Pensioenfondsbestuurders dienen de belangen van alle deelnemersgroepen evenwichtig af te wegen en hierover verantwoording af te leggen. In dit artikel presenteren wij de resultaten van een empirisch onderzoek naar de kwaliteit van de toelichting ten aanzien van de evenwichtige belangenafweging in de jaarverslagen 2020 van vijftig Nederlandse pensioenfondsen. Ook is op basis van een vereenvoudigd model inzichtelijk gemaakt of het gevoerde beleid van de onderzochte pensioenfondsen evenwichtig is geweest.
Inleiding
Besturen van pensioenfondsen zijn op grond van de Pensioenwet verplicht om de belangen van de bij het pensioenfonds betrokken deelnemersgroepen evenwichtig af te wegen. Met andere woorden, binnen de beleidsruimte die pensioenfondsbestuurders hebben dienen zij hun sturingsinstrumenten zodanig in te zetten dat rekening wordt gehouden met de verschillende belangen van alle betrokken deelnemersgroepen
(actieve deelnemers, gewezen deelnemers, pensioengerechtigden) en de werkgever. Ook in de Code Pensioenfondsen komt de verantwoordelijkheid voor een evenwichtige belangenafweging nadrukkelijk terug. Daarnaast geldt dat het intern toezichthoudend orgaan, bijvoorbeeld in de vorm van raad van toezicht of visitatiecommissie, dient toe te zien op de evenwichtige belangenafweging door het bestuur.

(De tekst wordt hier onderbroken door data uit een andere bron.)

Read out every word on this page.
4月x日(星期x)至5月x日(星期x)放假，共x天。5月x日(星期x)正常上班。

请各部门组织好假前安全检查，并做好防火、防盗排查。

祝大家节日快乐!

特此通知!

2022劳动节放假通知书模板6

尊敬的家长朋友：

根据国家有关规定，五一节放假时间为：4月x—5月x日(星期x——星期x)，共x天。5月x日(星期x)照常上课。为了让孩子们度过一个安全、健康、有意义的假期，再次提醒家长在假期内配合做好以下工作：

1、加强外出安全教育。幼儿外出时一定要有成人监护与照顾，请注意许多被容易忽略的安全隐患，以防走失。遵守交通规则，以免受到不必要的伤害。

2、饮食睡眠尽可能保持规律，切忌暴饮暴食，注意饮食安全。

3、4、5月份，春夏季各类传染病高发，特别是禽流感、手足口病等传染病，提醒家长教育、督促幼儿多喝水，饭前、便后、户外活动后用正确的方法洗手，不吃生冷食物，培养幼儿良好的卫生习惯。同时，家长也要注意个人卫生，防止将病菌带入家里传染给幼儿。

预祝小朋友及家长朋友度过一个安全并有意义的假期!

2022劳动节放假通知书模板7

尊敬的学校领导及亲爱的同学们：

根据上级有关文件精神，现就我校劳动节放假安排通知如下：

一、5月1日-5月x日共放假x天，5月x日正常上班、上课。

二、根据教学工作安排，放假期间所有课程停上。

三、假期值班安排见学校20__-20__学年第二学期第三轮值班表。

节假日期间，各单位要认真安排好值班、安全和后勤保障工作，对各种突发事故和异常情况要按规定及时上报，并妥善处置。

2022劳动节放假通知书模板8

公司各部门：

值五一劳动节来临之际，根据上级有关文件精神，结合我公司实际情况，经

Het groot aantal ontwikkelingen in de pensioensector compliceert de wettelijke taak van pensioenfondsbestuurders om de belangen van alle betrokken deelnemers-groepen evenwichtig af te wegen. Denk alleen al aan de belangrijke keuzes die gemaakt moeten worden in de aanloop naar het nieuwe pensioenstelsel, waarbij de belangen van de verschillende deelnemersgroepen onderling kunnen conflicteren. Met de huidige dynamiek in de pensioensector is het daarom interessant te bezien op welke wijze het pensioenfondsbestuur, het intern toezichthoudend orgaan en het verantwoordingsorgaan verantwoording afleggen over de evenwichtigheid van het gevoerde beleid. Wilfred Kevelam (partner bij KPMG) en Anne Laning (toezichthouder in de pensioensector en daarbuiten) hebben hier onderzoek naar gedaan op basis van de jaarverslagen 2020 van vijftig Nederlandse pensioenfondsen. De uitkomsten van het onderzoek zijn gepubliceerd in een speciale editie van het Maanblad voor Accountancy Bedrijfseconomie (MAB).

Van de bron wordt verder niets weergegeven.